A test-preparation expert who operates centers in Salt Lake City and Provo has applauded the changes made in the Scholastic Aptitude Test, a major college entrance test administered in the United States.

Stanley Kaplan, who directs a large group of educational centers from headquarters in New York City, said the changes "reflect the importance of focusing on the basics of education in our schools - reading, writing and arithmetic." Further changes are still needed, he said.The SAT test has been altered to incorporate more essay-type questions along with the standard multiple-choice questions. The changes have met with mixed reactions from educational testing experts.

The College Board, which oversees test preparation and administration policies, said the changes were designed to make the tests less subject to "coaching" by teachers.

"For us, there is no such thing as an uncoachable test," Kaplan responded. "Students can be coached to learn the content and particular strategies for any standardized test."

Even so, he said, the alterations in the SAT are a step in the right direction. He suggested additional changes, including requiring an essay as part of the test. An essay would demonstrate writing skills and the ability to express thoughts, he said. These skills are critical to success in post-school activities.

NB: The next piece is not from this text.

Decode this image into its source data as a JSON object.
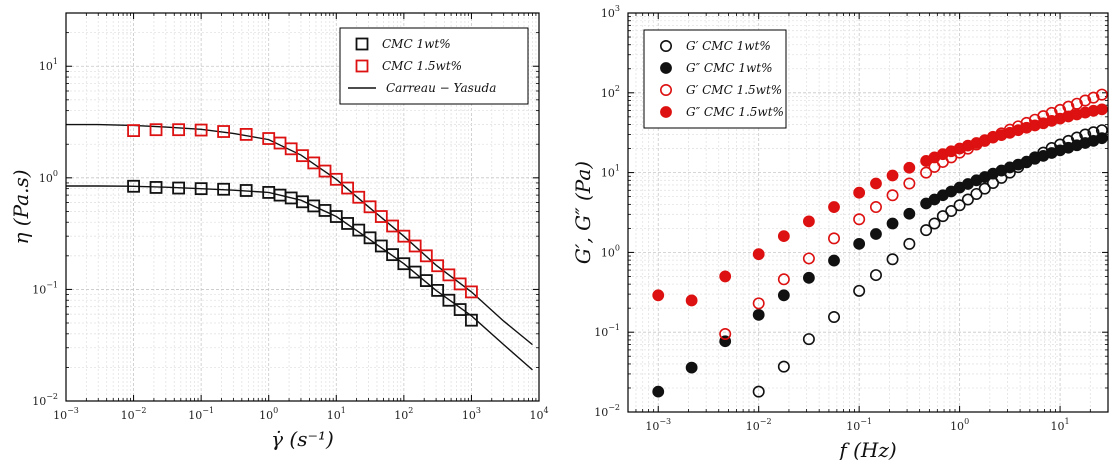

The "guessing penalty" puts students in the position of having to decide not only how to answer a question, but whether they should risk answering if they are not certain and being penalized for an incorrect answer. The provision makes students more anxious about taking the examination, Kaplan said.

Scoring on admission tests for law school have been changed to eliminate the guessing penalty, he said.

"It is high time high school students have the same test-taking advantage."

Among the announced changes in the SAT, to become effective in 1994, are elimination of the antonym section (identifying words with opposite meanings); approval for use of calculators in the math section; and use of fill-in answers instead of multiple-choice on 20 percent of the questions.

Kaplan's company, founded in 1938, is the largest test preparation center in the world. Each year, more than 140,000 students enroll in one of 140 permanent centers or 600 satellite locations to prepare for any one of 30 standardized admissions and licensure exams. The main center is located in New York City.